In ihrer Funktion als Obfrau des ÖVP-Gemeindevertreterverbandes will sie alle Bürgermeister des Bezirkes zum Unterschreiben einer gemeinsamen Resolution ins Boot holen. „Wir wollen alle Stützpunkte erhalten. Wichtig ist aber natürlich, dass der Notarzt weiterhin in Gmünd bleibt. Sollte er künftig in Zwettl oder Waidhofen stationiert sein, dann sind Versorgungslücken in unserem Bezirk vorprogrammiert“, so Göll.

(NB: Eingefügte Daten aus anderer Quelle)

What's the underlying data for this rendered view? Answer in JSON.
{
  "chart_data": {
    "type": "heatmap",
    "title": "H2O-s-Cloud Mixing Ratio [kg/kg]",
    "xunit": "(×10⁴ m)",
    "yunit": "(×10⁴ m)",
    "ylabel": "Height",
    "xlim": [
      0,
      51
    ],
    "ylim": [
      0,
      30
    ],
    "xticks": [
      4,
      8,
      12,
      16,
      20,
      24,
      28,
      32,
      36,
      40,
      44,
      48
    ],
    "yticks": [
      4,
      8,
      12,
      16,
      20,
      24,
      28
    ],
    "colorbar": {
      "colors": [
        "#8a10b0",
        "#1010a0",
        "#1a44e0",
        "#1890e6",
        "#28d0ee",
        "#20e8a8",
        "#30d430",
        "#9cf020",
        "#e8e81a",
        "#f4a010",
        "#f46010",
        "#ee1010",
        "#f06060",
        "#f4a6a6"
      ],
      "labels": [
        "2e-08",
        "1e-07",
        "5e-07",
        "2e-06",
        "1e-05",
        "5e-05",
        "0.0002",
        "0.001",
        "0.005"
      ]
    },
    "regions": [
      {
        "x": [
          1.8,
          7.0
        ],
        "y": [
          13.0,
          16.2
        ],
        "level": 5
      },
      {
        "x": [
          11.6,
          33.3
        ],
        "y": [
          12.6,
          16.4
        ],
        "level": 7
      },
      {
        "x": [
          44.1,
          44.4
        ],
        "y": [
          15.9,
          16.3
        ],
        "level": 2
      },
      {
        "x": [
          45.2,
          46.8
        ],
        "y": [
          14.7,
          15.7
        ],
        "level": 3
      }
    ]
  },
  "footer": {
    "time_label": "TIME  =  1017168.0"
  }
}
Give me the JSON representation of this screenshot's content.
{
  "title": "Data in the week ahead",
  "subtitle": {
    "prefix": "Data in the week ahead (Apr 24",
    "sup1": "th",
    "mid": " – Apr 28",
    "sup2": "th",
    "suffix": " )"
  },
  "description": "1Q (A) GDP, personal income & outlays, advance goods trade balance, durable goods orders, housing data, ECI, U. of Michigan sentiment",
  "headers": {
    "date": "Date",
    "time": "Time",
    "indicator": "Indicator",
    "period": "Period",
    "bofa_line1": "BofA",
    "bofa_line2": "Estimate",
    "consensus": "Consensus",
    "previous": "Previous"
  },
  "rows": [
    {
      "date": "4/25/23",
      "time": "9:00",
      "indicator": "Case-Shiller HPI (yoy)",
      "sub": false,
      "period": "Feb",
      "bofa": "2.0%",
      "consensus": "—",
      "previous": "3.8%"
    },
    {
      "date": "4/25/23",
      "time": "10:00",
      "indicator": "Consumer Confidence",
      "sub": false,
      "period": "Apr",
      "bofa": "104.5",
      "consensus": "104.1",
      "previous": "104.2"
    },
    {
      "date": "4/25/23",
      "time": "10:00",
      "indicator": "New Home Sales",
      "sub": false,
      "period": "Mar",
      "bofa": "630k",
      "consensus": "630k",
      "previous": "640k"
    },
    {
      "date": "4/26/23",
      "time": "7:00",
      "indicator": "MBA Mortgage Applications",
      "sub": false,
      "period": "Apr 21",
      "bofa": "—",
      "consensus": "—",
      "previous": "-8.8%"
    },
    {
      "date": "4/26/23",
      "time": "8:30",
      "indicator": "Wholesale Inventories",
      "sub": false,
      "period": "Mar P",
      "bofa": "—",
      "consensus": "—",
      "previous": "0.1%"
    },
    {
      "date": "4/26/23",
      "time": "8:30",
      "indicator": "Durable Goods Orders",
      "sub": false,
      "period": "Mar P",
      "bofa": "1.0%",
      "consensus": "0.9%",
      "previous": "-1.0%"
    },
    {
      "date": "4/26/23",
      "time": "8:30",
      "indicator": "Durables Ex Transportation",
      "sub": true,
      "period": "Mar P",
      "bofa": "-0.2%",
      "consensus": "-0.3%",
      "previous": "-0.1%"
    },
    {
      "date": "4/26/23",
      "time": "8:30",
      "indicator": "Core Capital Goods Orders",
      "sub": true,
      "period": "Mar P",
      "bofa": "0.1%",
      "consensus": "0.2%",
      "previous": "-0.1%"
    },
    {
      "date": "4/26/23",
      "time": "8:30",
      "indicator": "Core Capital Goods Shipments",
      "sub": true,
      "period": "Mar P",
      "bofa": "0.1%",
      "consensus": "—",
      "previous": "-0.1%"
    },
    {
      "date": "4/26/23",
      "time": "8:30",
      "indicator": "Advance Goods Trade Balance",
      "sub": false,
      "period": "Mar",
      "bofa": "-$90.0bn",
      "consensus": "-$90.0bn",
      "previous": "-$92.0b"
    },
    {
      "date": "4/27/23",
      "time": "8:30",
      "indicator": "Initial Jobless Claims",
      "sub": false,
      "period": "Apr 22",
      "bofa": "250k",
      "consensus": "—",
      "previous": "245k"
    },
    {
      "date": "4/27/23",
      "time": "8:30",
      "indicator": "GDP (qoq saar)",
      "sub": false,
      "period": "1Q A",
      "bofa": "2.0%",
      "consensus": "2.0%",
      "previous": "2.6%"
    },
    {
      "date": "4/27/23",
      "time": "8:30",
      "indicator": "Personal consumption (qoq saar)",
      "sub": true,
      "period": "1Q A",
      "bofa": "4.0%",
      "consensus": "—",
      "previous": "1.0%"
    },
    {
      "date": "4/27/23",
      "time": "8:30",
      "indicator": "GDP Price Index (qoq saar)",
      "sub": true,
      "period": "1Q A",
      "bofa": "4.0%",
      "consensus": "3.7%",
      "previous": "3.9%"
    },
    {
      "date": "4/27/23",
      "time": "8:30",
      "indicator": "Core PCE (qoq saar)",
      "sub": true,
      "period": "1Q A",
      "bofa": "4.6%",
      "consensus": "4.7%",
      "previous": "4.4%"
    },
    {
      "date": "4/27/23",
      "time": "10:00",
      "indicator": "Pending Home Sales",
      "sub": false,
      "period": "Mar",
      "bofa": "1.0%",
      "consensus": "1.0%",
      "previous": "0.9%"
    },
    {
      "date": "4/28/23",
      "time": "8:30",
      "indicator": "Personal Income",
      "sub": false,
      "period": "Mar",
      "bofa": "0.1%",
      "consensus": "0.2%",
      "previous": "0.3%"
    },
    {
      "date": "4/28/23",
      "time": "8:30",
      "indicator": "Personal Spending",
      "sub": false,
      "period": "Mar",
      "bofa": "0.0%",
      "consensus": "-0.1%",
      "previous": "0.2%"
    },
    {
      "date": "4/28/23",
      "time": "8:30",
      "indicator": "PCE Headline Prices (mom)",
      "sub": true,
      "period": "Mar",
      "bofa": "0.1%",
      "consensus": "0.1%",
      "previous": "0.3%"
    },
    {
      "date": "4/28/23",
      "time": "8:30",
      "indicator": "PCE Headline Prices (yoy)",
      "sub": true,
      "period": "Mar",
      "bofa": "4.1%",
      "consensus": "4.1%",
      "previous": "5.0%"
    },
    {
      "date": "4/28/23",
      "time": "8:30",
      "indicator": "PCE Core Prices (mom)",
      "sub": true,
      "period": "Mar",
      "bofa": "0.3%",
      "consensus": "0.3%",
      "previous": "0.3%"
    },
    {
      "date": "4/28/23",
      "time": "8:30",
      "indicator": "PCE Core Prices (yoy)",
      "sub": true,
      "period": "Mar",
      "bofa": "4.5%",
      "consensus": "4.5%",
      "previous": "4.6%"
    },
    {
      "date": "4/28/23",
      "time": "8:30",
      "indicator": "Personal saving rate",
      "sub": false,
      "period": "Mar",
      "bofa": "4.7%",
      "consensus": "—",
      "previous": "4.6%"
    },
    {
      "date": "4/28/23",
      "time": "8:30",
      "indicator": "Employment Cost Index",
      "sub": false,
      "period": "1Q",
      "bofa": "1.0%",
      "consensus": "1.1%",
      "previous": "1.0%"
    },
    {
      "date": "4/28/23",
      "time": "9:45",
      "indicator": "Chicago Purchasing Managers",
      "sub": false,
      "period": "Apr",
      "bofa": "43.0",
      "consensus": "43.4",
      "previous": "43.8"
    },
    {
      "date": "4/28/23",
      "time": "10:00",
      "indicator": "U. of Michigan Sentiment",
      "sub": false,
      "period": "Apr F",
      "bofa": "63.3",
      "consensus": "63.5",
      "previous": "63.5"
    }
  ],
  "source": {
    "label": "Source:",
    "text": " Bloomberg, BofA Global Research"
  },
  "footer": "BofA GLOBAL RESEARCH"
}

Reduzierung der Stützpunkte von 32 auf 22

Bei ÖVP-Landesrat Karl Wilfing habe sie dahingehend bereits vorgesprochen. „Er kann unsere Sorgen verstehen. Ich habe erfahren, dass die Ausschreibung für die neue Notarztversorgung in ganz Niederösterreich, die eine Reduzierung der Notarztstützpunkte von 32 auf 22 ermöglicht, verlängert worden ist“, so Göll.

Beim Roten Kreuz Gmünd wurde indes eine interne Resolution an den Präsidenten des Landesverbandes Willi Sauer und die Mitglieder des Arbeitsausschusses, die die Bewerbungen bearbeiten, übermittelt. „Jetzt, wo der grenzüberschreitende Rettungsdienst beginnt, soll der Notarzt-Stützpunkt wegkommen – das wäre mehr als kontraproduktiv“, ist zu hören.